Vor einem Jahr hat die Grüne Akademie beschlossen, das Thema Europa zu einem neuen inhaltlichen Schwerpunkt zu machen. Die Ursprungsidee war, der von dumpfer Ablehnung und Europa-Müdigkeit beherrschten Stimmung in Österreich positive Aspekte entgegen zusetzen. Wir machten uns also auf die Suche nach „good practice“ Beispielen, die zeigen sollen, dass es in vielen Bereichen Europas auch Hoffnung gibt und dort der Weg in „anderes, soziales Europa“ aufgezeigt wird, auch wenn der Weg noch weit ist.
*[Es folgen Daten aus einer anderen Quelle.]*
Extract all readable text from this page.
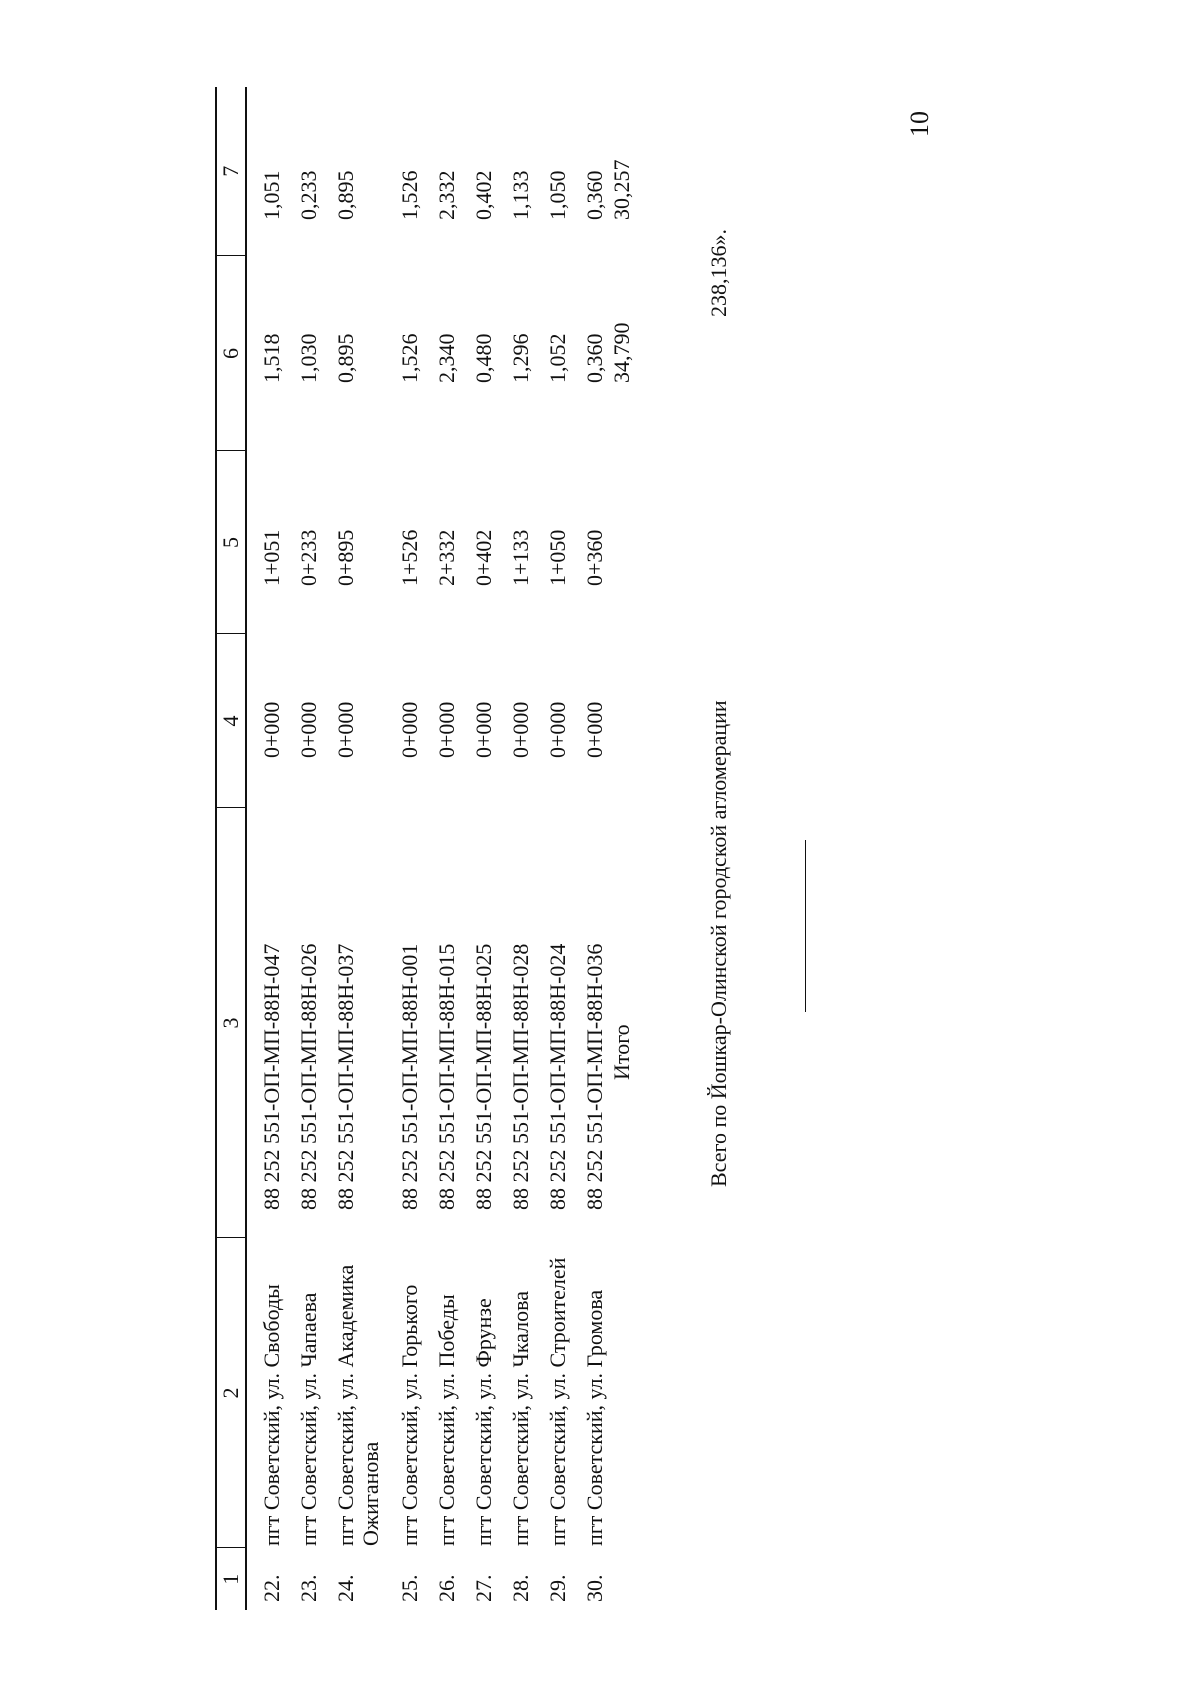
10
1	2	3	4	5	6	7
22.	пгт Советский, ул. Свободы	88 252 551-ОП-МП-88Н-047	0+000	1+051	1,518	1,051
23.	пгт Советский, ул. Чапаева	88 252 551-ОП-МП-88Н-026	0+000	0+233	1,030	0,233
24.	пгт Советский, ул. Академика Ожиганова	88 252 551-ОП-МП-88Н-037	0+000	0+895	0,895	0,895
25.	пгт Советский, ул. Горького	88 252 551-ОП-МП-88Н-001	0+000	1+526	1,526	1,526
26.	пгт Советский, ул. Победы	88 252 551-ОП-МП-88Н-015	0+000	2+332	2,340	2,332
27.	пгт Советский, ул. Фрунзе	88 252 551-ОП-МП-88Н-025	0+000	0+402	0,480	0,402
28.	пгт Советский, ул. Чкалова	88 252 551-ОП-МП-88Н-028	0+000	1+133	1,296	1,133
29.	пгт Советский, ул. Строителей	88 252 551-ОП-МП-88Н-024	0+000	1+050	1,052	1,050
30.	пгт Советский, ул. Громова	88 252 551-ОП-МП-88Н-036	0+000	0+360	0,360	0,360
		Итого			34,790	30,257
Всего по Йошкар-Олинской городской агломерации
238,136».
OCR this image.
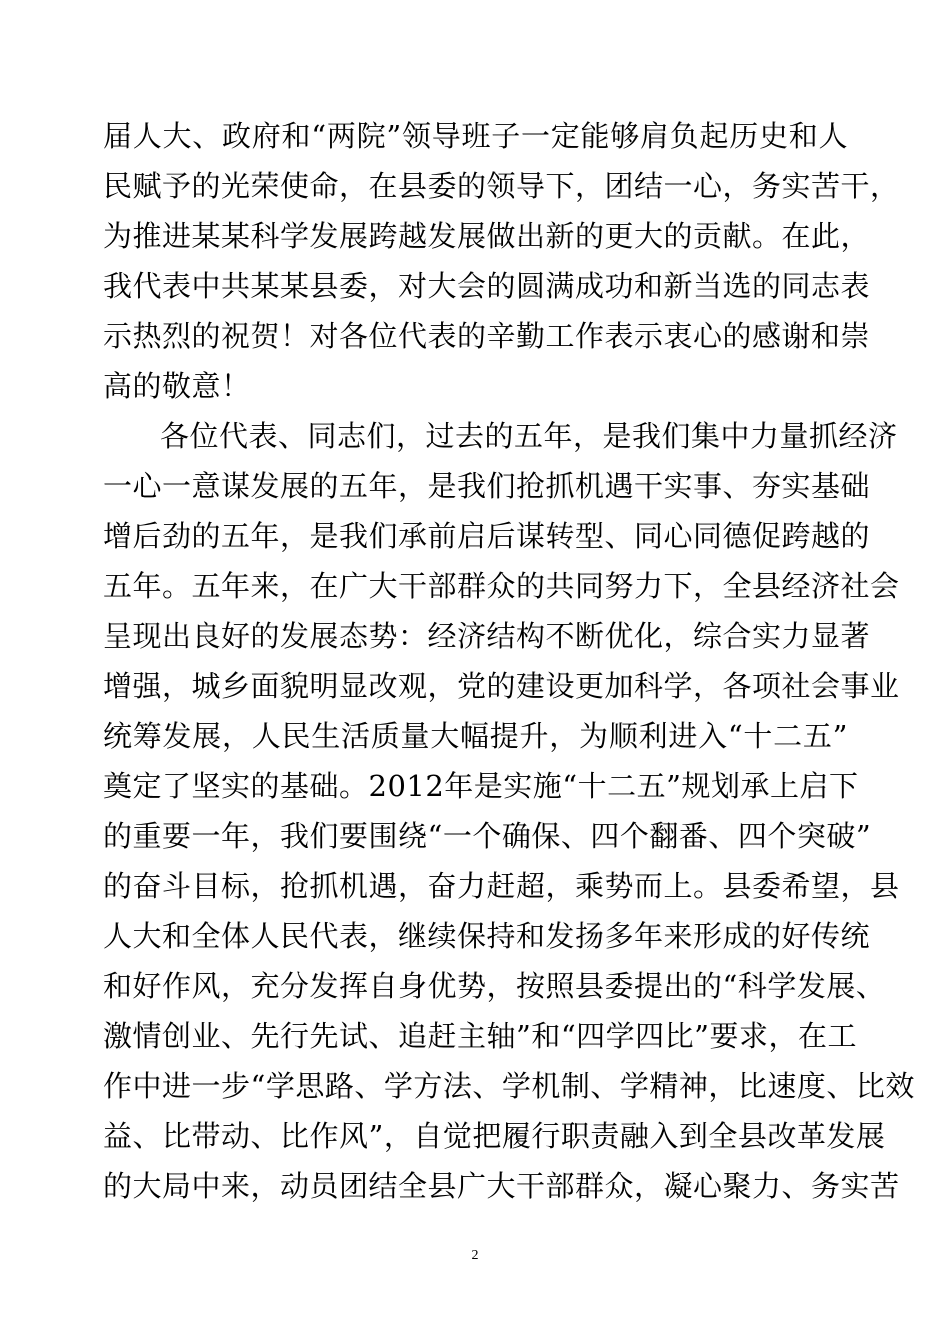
届人大、政府和“两院”领导班子一定能够肩负起历史和人
民赋予的光荣使命，在县委的领导下，团结一心，务实苦干，
为推进某某科学发展跨越发展做出新的更大的贡献。在此，
我代表中共某某县委，对大会的圆满成功和新当选的同志表
示热烈的祝贺！对各位代表的辛勤工作表示衷心的感谢和崇
高的敬意！
各位代表、同志们，过去的五年，是我们集中力量抓经济
一心一意谋发展的五年，是我们抢抓机遇干实事、夯实基础
增后劲的五年，是我们承前启后谋转型、同心同德促跨越的
五年。五年来，在广大干部群众的共同努力下，全县经济社会
呈现出良好的发展态势：经济结构不断优化，综合实力显著
增强，城乡面貌明显改观，党的建设更加科学，各项社会事业
统筹发展，人民生活质量大幅提升，为顺利进入“十二五”
奠定了坚实的基础。2012年是实施“十二五”规划承上启下
的重要一年，我们要围绕“一个确保、四个翻番、四个突破”
的奋斗目标，抢抓机遇，奋力赶超，乘势而上。县委希望，县
人大和全体人民代表，继续保持和发扬多年来形成的好传统
和好作风，充分发挥自身优势，按照县委提出的“科学发展、
激情创业、先行先试、追赶主轴”和“四学四比”要求，在工
作中进一步“学思路、学方法、学机制、学精神，比速度、比效
益、比带动、比作风”，自觉把履行职责融入到全县改革发展
的大局中来，动员团结全县广大干部群众，凝心聚力、务实苦
2
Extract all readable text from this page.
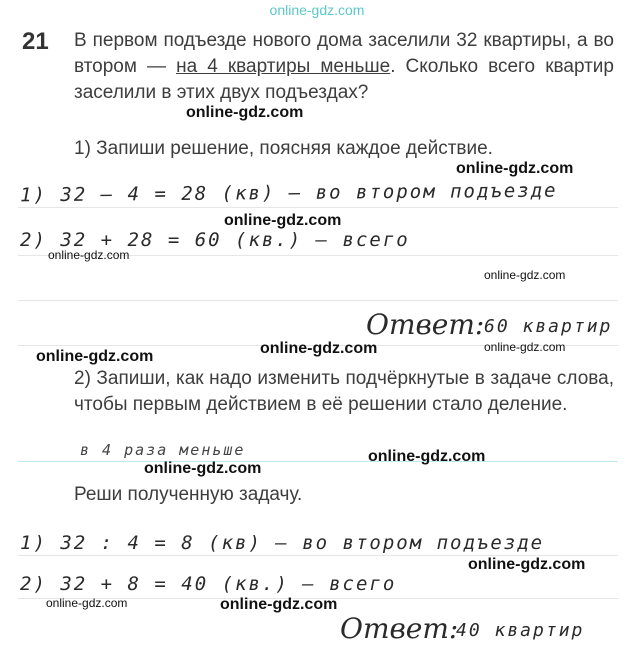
online-gdz.com
21 В первом подъезде нового дома заселили 32 квартиры, а во втором — на 4 квартиры меньше. Сколько всего квартир заселили в этих двух подъездах?
1) Запиши решение, поясняя каждое действие.
1) 32 – 4 = 28 (кв) – во втором подъезде
2) 32 + 28 = 60 (кв.) – всего
Ответ: 60 квартир
2) Запиши, как надо изменить подчёркнутые в задаче слова, чтобы первым действием в её решении стало деление.
в 4 раза меньше
Реши полученную задачу.
1) 32 : 4 = 8 (кв) – во втором подъезде
2) 32 + 8 = 40 (кв.) – всего
Ответ:
40 квартир
online-gdz.com
online-gdz.com
online-gdz.com
online-gdz.com
online-gdz.com
online-gdz.com	online-gdz.com
online-gdz.com
online-gdz.com
online-gdz.com
online-gdz.com
online-gdz.com	online-gdz.com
Seit der ersten Kongressplanung ist vieles passiert, das die Wichtigkeit unserer gewählten Themen unterstreicht. Schon sehr lange sind die zur Abstimmung gekommenen europäischen Verfassungs- und Vertragsvorschläge ein häufiger Diskussionsgegenstand. In den weitgehend unverständlich scheinenden Verträgen wurden und werden vor allem die neoliberalen Aspekte heftig kritisiert. Jetzt, wo durch den Crash des internationalen Kapitals der Neoliberalismus an seine Grenzen gekommen zu sein scheint, stellen sich viele dieser Fragen neu und in einem anderen Licht. Unser Hauptthema – die Erhaltung der Demokratie, ihre Bedrohung durch die Angriffe auf die Rechtstaatlichkeit, durch rechte und nationale Strömungen bleibt aktueller denn je. Dies wird nun durch die weltweite Finanzkrise um zwei wichtige Schwerpunkte erweitert: Die Rolle des Staates und seine Einflussnahme auf Bankenkapital und Wirtschaft ist nun brandaktuell geworden und die Bedrohung des Wohlstandes auch in Europa durch Arbeitslosigkeit und Wirtschaftsrezession greifbar nah. Erneut diskutiert wird vor diesem Hintergrund auch die Wichtigkeit von Klimaschutzmaßnahmen. Und sie sind auch schon zu hören, die Stimmen aus Teilen Europas, die sagen, es gibt Wichtigeres als den Klimawandel.
Dass wir diesen Entwicklungen nur durch Einsicht in die tieferen Ursachen entgegen wirken können, ist klar. Nur eine umfassende politische Bildung und ein grundlegendes Verständnis von politischen und wirtschaftlichen Zusammenhängen ermöglicht es, das neoliberale Konzept zu verstehen und über Regeln nachzudenken, die ein anderes und besseres Europa ermöglichen. Jahrzehntelang haben wir uns in vielen Veranstaltungen wie „Neoliberalismus pur“ oder „Der Kapitalismus und Du“ mit den ökonomischen Grundlagen der Gesellschaft auseinandergesetzt, in denen vor den drohenden Entwicklungen gewarnt wurde. Jetzt sind die Forderungen nach Regulierung und politischem Handeln selbstverständlich. Sogar die teilweise oder gänzliche Verstaatlichung von Banken scheint kein Problem zu sein. Die politisch Verantwortlichen hätten die Krise voraussehen können und müssen. Das Gesetz des Handelns wurde dem „freien Markt“ überlassen. Das war auch die Politik Europas, die jetzt an einem Wendepunkt steht.
Mehr denn je sind nun die nationale Grenzen zu überwinden und der Austausch zwischen den neuen und alten Mitgliedstaaten Europas auf allen Ebenen wichtig.
Mit Gästen aus Frankreich, Schweden, Slowenien, Deutschland und Österreich wollen wir von einander und für einander lernen, unser Wissen und unsere Vorstellungen austauschen und uns gegenseitig unterstützen , damit das schwierige Projekt der Europäischen Einigung die richtige Richtung bekommt.
Wir freuen uns über Sie/ Dich/ Euch als Gäste, bei der Eröffnungsveranstaltung, beim „Europäischen Abend“ und bei den Workshops.